The significance of explanatory variables was ranked using the forward stepwise regression model. The results showed that elevation considerably impacted the spatial distribution of air temperature, while emissivity was the least influential variable. This was primarily because emissivity values were numerically similar across different land covers, making it difficult to distinguish some land covers (e.g., forested areas and water body areas) in emissivity images. Additionally, the sensitivity of surface emissivity to precipitation was another factor that could affect the values. Thus, adding precipitation-related variables such as soil moisture and rainfall as explanatory variables may provide a potential improvement solution. The performance of four error metrics revealed the limitation of R-squared in the downscaling model, which is the limited variation range and inflated R-squared values. Therefore, in future research, more attention should be given to other validation indicators, such as RMSE. Furthermore, using ERA5-Land data as a global-scale variable for downscaling in urban areas can inevitably result in spatial differences in air temperature at the microenvironment scale due to the complex surface of urban areas.
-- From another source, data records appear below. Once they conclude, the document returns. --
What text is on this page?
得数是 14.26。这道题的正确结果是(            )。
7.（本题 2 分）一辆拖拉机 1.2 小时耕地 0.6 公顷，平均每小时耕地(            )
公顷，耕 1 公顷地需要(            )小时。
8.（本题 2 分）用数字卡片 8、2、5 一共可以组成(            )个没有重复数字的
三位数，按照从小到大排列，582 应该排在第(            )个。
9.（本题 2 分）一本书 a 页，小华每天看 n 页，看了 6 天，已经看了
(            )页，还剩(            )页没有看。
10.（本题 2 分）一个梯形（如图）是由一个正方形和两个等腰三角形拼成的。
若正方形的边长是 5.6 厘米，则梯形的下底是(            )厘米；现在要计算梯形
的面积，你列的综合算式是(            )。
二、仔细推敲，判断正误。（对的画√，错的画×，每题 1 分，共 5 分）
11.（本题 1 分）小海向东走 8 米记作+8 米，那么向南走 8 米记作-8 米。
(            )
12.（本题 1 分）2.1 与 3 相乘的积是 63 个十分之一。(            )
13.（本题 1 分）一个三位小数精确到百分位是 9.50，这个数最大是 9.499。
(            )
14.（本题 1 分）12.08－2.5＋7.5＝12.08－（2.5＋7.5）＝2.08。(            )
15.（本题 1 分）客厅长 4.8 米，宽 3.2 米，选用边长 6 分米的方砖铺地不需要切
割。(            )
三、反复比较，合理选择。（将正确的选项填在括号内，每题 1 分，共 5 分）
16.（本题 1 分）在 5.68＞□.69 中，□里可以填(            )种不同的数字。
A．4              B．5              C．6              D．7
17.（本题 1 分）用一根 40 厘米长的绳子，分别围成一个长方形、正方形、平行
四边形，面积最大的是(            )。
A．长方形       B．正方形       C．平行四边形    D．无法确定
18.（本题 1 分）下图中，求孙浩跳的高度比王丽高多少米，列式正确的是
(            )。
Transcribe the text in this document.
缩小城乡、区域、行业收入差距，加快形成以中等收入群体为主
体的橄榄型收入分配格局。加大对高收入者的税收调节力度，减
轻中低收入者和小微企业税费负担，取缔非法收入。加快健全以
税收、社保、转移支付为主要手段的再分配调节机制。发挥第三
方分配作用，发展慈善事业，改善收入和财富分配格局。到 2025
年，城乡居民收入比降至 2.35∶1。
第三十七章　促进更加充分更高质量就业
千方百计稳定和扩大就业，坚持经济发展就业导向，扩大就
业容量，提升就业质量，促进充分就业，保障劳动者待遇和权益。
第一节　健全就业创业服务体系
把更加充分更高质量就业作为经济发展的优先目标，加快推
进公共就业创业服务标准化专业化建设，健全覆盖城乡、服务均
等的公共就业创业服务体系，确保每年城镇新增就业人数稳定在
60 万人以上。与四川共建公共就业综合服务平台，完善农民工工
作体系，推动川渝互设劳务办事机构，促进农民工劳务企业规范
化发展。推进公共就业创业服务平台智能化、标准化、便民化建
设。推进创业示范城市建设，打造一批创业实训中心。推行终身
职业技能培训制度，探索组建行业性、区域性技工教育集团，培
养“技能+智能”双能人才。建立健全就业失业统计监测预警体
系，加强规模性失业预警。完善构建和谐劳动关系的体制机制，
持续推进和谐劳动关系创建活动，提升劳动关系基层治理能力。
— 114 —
Although there is a slight disadvantage, our results demonstrated that the proposed multi-source data fusion model could generate high-quality air temperature data suitable for heatwave-related studies. Given the limited number of meteorological stations in urban areas, the produced air temperature datasets have important implications for public health research, which requires quantitative data, especially continuous and high-resolution data, to support excess mortality analysis associated with heatwaves. Moreover, the resulting dataset can also provide valuable support for researching the environmental impacts of urbanisation, such as the UHI effect and its implications on building energy consumption and human health.